The last day of my first week of training has ended—and it’s gone even faster than the velocity I’d anticipated. Days feel like hours, the regularity of their content accelerating my sense of their passage. Every day follows the same pattern of purification, meditation, exercise and lecture, broken only by the pauses reserved for food and sleep.
Yet for all the rigorous monotony and strenuous intensity, I’ve rarely felt as physically vital. I’ve never eaten as well or slept as soundly, and all the everyday concerns of life in the city strike me here as singularly trivial. There’s so . . . little needed on an island—to have or to do—and all the space and time to devote to the things that truly matter: breathing, eating, resting, thinking.

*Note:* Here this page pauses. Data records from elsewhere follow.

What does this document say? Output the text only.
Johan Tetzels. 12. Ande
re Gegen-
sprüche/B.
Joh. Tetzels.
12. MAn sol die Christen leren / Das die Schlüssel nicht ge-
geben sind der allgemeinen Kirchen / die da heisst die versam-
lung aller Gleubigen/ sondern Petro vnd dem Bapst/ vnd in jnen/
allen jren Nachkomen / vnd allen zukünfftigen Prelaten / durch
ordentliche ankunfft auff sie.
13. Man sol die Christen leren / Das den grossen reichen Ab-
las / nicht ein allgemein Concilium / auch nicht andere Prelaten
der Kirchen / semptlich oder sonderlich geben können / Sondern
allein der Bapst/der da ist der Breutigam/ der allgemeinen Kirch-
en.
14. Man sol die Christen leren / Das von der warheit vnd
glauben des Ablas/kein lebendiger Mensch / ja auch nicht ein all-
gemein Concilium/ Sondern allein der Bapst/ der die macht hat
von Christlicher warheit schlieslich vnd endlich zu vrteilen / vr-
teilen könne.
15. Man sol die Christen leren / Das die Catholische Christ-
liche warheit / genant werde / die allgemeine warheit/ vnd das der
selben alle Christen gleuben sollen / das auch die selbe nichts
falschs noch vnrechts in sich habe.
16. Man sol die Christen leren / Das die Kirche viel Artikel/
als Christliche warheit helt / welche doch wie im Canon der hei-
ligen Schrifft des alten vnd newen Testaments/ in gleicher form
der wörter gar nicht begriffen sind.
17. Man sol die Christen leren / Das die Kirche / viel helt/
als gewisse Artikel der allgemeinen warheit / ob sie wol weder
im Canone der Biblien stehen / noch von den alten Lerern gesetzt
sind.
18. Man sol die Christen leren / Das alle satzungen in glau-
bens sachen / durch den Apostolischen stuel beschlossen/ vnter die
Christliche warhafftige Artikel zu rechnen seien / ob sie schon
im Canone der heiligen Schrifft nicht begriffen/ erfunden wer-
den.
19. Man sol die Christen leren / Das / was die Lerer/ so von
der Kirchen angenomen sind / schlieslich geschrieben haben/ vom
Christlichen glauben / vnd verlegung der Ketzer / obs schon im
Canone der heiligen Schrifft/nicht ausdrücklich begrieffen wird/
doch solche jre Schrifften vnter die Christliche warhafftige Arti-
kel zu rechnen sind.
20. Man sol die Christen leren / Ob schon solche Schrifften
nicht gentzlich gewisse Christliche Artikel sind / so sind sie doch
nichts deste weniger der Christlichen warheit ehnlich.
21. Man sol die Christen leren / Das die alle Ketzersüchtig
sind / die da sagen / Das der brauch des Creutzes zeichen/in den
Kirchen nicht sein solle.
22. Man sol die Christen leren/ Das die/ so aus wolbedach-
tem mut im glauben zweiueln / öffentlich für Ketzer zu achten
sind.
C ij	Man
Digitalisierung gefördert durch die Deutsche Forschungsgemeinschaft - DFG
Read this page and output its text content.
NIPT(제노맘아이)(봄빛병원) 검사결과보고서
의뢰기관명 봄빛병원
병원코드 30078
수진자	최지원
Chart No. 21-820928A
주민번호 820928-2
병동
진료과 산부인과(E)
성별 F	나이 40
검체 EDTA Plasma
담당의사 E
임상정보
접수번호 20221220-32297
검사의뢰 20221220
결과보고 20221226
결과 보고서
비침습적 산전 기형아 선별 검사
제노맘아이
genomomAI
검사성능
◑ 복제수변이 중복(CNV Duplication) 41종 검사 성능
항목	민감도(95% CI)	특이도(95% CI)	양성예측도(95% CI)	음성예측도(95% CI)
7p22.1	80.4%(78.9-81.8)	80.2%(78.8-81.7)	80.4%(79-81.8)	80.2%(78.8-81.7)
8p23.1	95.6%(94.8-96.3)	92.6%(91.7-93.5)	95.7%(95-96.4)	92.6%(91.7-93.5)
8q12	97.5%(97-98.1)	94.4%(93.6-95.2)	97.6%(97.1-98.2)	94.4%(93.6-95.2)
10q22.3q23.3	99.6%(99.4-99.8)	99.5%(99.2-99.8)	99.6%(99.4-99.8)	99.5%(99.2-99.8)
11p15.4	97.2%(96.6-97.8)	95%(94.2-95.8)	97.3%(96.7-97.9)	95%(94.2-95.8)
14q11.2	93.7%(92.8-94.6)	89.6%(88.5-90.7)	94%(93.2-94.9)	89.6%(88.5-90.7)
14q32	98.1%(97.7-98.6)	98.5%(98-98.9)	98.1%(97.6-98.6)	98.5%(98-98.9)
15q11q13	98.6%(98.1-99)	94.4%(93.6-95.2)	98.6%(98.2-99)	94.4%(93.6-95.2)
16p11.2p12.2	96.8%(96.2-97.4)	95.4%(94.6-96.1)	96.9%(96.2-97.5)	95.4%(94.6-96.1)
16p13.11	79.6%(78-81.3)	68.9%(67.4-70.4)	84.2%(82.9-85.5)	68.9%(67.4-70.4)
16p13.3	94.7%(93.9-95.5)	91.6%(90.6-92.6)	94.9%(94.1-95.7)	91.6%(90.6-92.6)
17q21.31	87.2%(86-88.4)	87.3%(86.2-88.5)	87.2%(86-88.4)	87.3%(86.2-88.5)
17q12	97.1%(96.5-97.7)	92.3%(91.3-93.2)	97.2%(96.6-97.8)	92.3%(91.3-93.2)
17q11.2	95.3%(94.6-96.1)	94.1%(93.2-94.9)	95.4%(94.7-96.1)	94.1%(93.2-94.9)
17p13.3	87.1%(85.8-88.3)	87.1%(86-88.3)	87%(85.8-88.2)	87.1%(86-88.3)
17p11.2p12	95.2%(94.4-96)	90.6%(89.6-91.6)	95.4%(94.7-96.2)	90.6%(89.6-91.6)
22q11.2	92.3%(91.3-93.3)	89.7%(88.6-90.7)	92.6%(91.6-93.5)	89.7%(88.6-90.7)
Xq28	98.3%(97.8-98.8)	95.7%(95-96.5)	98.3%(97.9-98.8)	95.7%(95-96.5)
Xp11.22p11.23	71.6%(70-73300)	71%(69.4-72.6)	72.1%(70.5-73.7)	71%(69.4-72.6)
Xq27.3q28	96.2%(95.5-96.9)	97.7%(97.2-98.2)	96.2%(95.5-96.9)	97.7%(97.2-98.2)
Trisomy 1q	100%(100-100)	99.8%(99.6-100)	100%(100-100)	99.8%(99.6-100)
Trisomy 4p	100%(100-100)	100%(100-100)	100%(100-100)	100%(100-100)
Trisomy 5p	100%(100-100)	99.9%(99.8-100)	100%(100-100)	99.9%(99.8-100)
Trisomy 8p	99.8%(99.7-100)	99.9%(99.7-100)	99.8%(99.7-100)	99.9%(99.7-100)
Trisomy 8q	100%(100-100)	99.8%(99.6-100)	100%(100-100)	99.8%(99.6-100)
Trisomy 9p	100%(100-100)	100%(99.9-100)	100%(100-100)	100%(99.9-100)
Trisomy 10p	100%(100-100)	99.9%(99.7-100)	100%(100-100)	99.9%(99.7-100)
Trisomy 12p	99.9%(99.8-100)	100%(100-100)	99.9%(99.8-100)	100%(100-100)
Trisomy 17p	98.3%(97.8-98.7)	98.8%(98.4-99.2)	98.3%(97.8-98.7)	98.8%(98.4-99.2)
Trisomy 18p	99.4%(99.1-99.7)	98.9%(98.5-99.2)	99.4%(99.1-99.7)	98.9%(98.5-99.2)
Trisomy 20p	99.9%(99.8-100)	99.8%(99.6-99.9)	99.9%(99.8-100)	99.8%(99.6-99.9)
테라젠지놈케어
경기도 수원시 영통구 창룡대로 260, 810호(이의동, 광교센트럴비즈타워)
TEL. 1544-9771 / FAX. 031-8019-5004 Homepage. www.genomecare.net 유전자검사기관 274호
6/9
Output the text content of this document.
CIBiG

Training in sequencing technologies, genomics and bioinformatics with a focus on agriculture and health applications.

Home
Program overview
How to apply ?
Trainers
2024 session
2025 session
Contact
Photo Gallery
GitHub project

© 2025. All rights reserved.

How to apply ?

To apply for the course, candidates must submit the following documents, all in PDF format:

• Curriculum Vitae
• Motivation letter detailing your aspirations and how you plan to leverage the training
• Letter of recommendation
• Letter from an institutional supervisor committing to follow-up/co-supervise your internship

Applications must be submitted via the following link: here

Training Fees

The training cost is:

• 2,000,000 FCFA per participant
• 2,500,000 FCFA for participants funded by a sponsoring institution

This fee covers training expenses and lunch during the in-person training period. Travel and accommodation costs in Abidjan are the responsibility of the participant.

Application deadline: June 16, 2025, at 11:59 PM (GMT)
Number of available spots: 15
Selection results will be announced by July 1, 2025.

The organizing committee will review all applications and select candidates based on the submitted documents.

It’s the kind of experience that provides some insight on the attractions of monastic living: there’s joy in solitude—in simplicity and regularity. There’s no room for all the fussing and fretting, posturing and defending, planning and preserving that demands so much time, energy, money and attention. Here, my concerns are whittled down to the most banal of points: to waking up on time, to walking up a perilously steep and jagged flight of stairs, to chanting Sanskrit on key, to sitting still during meditation, to synchronizing my breath with my movement, to simply remembering to actually breathe. Banal things really, but capable of being the most demanding of arts—and just as rewarding.
It’s almost a pity I’ve only got three weeks left.